Vale ressaltar que por terem forma autárquica de direito público, os bens das agências reguladoras são considerados bens públicos, e a responsabilidade jurídica pelos danos causados a terceiros por essas entidades se dá objetivamente, conforme previsão constitucional, nos termos do § 6º do art. 37[43] da CF/88. Desta forma, as agências serão responsáveis civilmente quando cometerem atos, ou a pretexto de exercê-los, de forma comissiva ou omissiva, que tragam prejuízo aos usuários, agentes regulados, ou a terceiro afetado pelo ato, em decorrência da prestação do serviço pela agência.

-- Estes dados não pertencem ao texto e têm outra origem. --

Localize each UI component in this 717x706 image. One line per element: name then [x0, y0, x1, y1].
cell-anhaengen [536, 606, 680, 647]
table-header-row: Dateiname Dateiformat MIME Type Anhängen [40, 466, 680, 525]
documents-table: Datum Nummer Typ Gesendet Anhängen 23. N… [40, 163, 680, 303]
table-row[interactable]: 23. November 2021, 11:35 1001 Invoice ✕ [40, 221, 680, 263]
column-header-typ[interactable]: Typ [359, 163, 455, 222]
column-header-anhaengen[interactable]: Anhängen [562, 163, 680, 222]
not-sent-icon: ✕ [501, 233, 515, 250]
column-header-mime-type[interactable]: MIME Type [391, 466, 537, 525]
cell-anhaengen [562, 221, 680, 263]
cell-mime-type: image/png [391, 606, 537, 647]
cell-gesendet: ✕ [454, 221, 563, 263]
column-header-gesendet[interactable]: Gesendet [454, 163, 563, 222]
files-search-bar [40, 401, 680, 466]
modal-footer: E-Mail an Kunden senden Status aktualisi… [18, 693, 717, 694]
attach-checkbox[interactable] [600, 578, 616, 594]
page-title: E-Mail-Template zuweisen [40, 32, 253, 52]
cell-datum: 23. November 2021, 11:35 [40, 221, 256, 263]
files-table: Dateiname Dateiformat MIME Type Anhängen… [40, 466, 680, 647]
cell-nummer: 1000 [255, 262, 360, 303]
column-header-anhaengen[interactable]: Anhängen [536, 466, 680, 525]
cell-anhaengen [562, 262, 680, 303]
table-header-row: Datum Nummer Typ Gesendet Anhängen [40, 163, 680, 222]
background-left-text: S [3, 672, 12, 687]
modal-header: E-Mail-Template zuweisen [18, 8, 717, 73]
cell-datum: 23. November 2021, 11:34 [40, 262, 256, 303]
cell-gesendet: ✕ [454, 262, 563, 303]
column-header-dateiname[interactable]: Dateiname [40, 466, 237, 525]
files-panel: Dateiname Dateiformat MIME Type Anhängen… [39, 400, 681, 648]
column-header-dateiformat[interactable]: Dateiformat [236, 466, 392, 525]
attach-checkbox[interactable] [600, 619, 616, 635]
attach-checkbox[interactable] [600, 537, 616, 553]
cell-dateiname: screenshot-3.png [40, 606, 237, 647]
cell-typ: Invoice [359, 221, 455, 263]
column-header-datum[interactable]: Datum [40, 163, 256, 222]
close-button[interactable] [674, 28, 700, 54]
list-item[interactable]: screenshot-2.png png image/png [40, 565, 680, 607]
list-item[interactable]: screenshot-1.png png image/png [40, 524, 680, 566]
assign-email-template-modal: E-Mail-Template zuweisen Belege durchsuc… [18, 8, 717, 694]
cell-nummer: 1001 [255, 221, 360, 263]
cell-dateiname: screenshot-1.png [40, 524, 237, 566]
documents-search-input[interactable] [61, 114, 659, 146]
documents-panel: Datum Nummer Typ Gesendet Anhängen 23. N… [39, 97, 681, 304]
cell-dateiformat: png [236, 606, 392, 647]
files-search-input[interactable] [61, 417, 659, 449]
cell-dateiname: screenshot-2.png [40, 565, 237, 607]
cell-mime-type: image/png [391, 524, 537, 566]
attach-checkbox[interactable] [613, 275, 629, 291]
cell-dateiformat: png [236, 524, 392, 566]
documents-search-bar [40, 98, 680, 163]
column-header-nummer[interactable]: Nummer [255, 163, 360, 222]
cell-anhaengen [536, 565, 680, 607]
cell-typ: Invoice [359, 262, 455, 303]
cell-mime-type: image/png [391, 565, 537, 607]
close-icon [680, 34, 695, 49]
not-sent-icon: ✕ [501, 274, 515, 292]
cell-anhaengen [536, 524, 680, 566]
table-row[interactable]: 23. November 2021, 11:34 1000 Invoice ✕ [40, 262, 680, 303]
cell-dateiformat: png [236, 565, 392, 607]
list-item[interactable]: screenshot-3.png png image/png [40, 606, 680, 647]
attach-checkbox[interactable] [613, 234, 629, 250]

“Art. 37. A administração pública direta e indireta de qualquer dos Poderes da União, dos Estados, do Distrito Federal e dos Municípios obedecerá aos princípios de legalidade, impessoalidade, moralidade, publicidade e eficiência e, também, ao seguinte: § 6º – As pessoas jurídicas de direito público e as de direito privado prestadoras de serviços públicos responderão pelos danos que seus agentes, nessa qualidade, causarem a terceiros, assegurado o direito de regresso contra o responsável nos casos de dolo ou culpa.”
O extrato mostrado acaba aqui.